Ada banyak kenyataan lain yang harus kau tahu. Ketahuilah bahwa orangtua mu sangat menyayangimu. Jangan membenci mereka. Berdamailah. Temani mereka menghadapi masalah demi masalah yang datang bertubi-tubi. Yang mencambuk kalian setiap hari. Percayalah, masalah adalah cambuk yang turut menempa masa depanmu.
Tentang cinta, aku tahu kau sedang dekat dengan seseorang kiw… kiw… Dia perhatian, ramah, ganteng, juga baik. Terima kasih ya kau menerimanya. Kau tak salah pilih karena dia menjadi suamimu sekarang. Tidak ada yang berubah darinya, baiknya gak ketulungan hahaha.

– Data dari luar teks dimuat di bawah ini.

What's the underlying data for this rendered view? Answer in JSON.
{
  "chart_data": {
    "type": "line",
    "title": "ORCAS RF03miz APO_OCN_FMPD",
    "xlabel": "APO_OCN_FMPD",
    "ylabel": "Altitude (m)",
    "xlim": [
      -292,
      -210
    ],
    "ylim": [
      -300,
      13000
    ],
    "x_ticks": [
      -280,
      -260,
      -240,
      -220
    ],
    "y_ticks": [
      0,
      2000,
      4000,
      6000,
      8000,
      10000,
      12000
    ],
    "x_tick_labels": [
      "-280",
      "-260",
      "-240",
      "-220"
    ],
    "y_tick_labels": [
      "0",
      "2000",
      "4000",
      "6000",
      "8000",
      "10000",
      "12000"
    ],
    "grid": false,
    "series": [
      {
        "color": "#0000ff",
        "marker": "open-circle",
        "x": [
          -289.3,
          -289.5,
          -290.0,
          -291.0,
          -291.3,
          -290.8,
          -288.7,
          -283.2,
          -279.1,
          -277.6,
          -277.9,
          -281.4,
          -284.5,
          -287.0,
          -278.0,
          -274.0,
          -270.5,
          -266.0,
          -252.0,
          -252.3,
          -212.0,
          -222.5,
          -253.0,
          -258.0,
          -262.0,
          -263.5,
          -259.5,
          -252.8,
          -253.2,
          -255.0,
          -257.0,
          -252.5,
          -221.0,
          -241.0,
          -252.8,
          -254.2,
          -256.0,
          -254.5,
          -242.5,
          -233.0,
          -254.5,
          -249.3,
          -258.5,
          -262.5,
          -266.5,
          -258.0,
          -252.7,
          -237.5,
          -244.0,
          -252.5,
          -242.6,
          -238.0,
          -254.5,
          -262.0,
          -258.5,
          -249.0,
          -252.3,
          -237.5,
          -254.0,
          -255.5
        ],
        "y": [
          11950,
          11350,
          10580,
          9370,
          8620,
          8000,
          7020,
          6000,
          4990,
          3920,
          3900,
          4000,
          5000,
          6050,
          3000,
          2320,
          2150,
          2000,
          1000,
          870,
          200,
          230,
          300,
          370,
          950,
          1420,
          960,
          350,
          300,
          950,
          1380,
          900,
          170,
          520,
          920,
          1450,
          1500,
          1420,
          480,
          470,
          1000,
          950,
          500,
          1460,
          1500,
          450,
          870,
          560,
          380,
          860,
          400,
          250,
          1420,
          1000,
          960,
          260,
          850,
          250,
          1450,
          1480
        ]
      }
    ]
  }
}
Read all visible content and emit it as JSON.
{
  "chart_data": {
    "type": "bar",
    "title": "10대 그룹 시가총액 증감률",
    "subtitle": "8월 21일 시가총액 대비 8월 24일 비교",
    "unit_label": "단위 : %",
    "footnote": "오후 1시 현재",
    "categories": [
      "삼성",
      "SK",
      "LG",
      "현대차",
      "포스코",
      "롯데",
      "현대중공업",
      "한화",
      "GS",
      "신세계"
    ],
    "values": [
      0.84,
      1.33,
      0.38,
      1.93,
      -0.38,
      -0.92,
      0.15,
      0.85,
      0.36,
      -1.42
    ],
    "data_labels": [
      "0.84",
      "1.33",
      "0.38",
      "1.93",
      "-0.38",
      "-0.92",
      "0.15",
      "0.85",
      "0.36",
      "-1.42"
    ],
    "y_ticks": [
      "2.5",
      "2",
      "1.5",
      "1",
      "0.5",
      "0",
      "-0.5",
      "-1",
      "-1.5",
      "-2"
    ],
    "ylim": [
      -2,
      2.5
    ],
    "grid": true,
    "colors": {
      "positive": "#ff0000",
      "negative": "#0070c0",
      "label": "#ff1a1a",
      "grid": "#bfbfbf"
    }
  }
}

Tidak ada salahnya menghabiskan waktu bersama teman tetapi tetaplah fokus belajar karena sebentar lagi ujian masuk kuliah. Jadikan mereka penyemangat. Jangan terlalu banyak memikirkan pendapat orang lain tentangmu. Kau tahu, banyak orang kehilangan jati diri karena sering memikirkan pendapat orang lain.
Dalam setiap langkah, percayalah pada Allah. Dia ada dalam napasmu, dalam ayunan langkahmu. Percayalah, Allah akan mempermudah semua urusanmu. Dan jangan pernah menyerah, saat kau gagal dan jatuh, bangkitlah lalu kumpulkan kekuatan untuk memulai lagi.
Memang aku yang sekarang belum bisa meraih impian demi impian yang kau susun. Namun, satu hal yang pasti aku ingin dirimu bisa menjalani kehidupan yang lebih baik. Aku sudahi surat ini dan semoga kau kuat. Aku tahu kau itu kuat.